The fare each way will be raised from $2 to $3.50, nearly doubling the cost of a trip.
The service was launched in November 2012 and was set to expire at the end of January. The ferry is operated by Seastreak. It also stops in Sunset Park, Brooklyn.
The Rockaway ferry service was put in place as an emergency measure after Hurricane Sandy to address the seven-month subway service suspension on the A line in the Rockaways. The ferry has now become a valuable transportation option for the city, said New York City Economic Development Corporation (NYCEDC) President Kyle Kimball.
“This service extension ensures that commuters can continue utilizing this convenient, sustainable transportation option,” Kimball said.
The service has until now carried 200,000 passengers, according to the mayor’s office.
This is the ferry’s fourth extension, and there is an option to extend until August when the current extension expires in May. The EDC is issuing a request for proposals to identify the plausibility of a long-term service extension and operator.
Many commuters have been utilizing the service from day one, and say it has been a lifesaver.
”This is much more civil,” said Jessica Lopez, who commutes from the Rockaways to work in New Jersey.
Lopez didn’t even want to think about her commute if the ferry service is discontinued. She spends nearly a third of the usual time by taking the ferry, 45 minutes on average compared to 1 hour and 40 minutes riding the A train on a good day. Also, the A train conditions are very bad, Lopez said. Other commuters using the ferry said they used to drive to Brooklyn before taking the subway to Manhattan.
“You can’t compare the convenience,” said Raya Saratovsky, who works near Pier 11 where the ferry stops and commutes from the Rockaways. “A city like New York is surrounded by water. We should be developing our waterway transportation more.”
The only downside is the ferry is scheduled to serve the regular nine-to-five working hours, ferry riders say. There’s a service gap between the 9:25 a.m. departure in the Rockaways and the next ferry at 4:35 p.m. There is also no service on weekends.
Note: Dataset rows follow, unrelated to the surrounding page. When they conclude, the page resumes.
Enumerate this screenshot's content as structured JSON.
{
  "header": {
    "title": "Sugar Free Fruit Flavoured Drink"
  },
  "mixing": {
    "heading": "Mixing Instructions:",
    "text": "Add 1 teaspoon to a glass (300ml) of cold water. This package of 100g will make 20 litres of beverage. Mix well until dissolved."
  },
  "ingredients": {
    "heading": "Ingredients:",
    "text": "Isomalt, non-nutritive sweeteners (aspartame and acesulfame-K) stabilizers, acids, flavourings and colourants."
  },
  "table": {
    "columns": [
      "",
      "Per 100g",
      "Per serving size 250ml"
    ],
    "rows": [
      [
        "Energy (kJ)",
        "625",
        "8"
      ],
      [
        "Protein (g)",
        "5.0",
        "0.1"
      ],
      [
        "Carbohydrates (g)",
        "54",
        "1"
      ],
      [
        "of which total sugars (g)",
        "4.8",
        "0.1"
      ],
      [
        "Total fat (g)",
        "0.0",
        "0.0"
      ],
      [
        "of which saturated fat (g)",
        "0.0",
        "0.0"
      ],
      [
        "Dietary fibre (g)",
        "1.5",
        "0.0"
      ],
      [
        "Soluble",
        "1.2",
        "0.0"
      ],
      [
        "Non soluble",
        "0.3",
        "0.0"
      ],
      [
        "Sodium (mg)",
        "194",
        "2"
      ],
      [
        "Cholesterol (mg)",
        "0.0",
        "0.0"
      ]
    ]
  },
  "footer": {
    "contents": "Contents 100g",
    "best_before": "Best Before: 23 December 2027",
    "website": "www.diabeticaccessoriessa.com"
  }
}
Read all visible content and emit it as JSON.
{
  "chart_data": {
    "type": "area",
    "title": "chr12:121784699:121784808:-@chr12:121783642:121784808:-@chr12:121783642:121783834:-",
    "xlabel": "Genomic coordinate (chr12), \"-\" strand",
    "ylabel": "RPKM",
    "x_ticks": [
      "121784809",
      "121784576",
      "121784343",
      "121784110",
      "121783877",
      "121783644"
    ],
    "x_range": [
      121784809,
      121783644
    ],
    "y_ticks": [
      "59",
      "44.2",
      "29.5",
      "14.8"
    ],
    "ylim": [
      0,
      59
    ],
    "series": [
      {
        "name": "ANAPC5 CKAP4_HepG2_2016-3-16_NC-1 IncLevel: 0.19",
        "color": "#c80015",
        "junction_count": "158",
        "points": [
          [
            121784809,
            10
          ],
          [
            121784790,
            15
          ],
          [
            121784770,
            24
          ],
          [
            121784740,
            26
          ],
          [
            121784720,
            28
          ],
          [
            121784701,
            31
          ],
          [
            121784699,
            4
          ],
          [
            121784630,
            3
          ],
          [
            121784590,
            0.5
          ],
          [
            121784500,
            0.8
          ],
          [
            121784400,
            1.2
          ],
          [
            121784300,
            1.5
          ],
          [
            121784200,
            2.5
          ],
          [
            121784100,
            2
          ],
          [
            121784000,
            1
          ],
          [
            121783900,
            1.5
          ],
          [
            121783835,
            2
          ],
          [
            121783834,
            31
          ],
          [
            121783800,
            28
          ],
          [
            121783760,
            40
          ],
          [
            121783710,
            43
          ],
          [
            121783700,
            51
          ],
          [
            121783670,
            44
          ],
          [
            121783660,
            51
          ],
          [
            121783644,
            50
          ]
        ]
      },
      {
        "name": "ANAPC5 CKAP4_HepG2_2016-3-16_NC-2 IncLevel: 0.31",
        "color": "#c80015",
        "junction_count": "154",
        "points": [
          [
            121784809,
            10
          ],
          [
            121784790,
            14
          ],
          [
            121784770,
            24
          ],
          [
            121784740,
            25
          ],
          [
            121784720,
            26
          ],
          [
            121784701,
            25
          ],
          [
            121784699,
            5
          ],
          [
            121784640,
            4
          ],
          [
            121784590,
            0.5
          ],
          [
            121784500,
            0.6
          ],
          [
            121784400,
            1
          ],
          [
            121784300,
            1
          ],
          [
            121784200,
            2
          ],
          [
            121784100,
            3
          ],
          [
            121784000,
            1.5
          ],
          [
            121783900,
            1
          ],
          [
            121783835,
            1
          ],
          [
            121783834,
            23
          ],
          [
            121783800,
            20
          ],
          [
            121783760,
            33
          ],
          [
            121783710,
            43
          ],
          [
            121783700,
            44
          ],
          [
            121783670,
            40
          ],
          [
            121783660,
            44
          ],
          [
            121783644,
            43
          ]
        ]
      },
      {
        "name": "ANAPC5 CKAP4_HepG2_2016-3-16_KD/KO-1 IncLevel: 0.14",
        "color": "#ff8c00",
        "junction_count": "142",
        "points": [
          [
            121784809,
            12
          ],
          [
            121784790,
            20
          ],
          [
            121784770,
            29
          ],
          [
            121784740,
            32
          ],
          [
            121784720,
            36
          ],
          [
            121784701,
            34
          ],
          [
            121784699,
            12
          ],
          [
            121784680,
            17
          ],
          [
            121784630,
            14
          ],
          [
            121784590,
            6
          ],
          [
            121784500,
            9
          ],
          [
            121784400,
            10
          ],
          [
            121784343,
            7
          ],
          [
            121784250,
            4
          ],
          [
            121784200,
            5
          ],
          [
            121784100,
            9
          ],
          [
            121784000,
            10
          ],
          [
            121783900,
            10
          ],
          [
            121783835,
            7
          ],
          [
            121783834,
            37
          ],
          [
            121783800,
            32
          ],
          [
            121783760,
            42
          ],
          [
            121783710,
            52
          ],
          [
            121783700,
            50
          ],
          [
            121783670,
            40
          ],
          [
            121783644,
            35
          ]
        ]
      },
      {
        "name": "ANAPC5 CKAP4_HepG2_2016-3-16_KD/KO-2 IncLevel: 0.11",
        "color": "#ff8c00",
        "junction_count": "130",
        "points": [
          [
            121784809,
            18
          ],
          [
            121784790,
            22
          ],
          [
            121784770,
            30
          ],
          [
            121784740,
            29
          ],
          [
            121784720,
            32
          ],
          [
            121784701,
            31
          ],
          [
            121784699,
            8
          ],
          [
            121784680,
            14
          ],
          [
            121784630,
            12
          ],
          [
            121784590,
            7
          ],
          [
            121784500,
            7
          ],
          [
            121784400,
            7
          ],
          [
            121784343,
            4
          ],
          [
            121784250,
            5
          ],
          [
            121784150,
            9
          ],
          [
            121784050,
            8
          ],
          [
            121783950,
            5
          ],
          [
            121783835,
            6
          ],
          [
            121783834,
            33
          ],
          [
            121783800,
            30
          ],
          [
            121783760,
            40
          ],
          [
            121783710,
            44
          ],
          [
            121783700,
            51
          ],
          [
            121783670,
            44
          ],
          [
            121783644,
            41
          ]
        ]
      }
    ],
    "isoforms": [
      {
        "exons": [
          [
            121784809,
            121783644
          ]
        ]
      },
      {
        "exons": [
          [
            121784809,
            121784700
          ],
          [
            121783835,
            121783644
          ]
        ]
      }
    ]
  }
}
The rides are typically crowded, Lopez said, but the late-morning rides are less so.
One commuter said he had only started using the ferry a month ago, as he works near the World Trade Center, lives in the Rockaways, and there was Sandy damage that delayed his return. Soon, he says, the ferries will be needed even more because others like him will start to use the service as well.
The Rockaway ferries connect a temporary landing on Beach 108th Street in the Rockaways, the Brooklyn Army Terminal, and Wall Street in Lower Manhattan via Pier 11. Free transfers are offered between Pier 11 and East 34th Street in Midtown.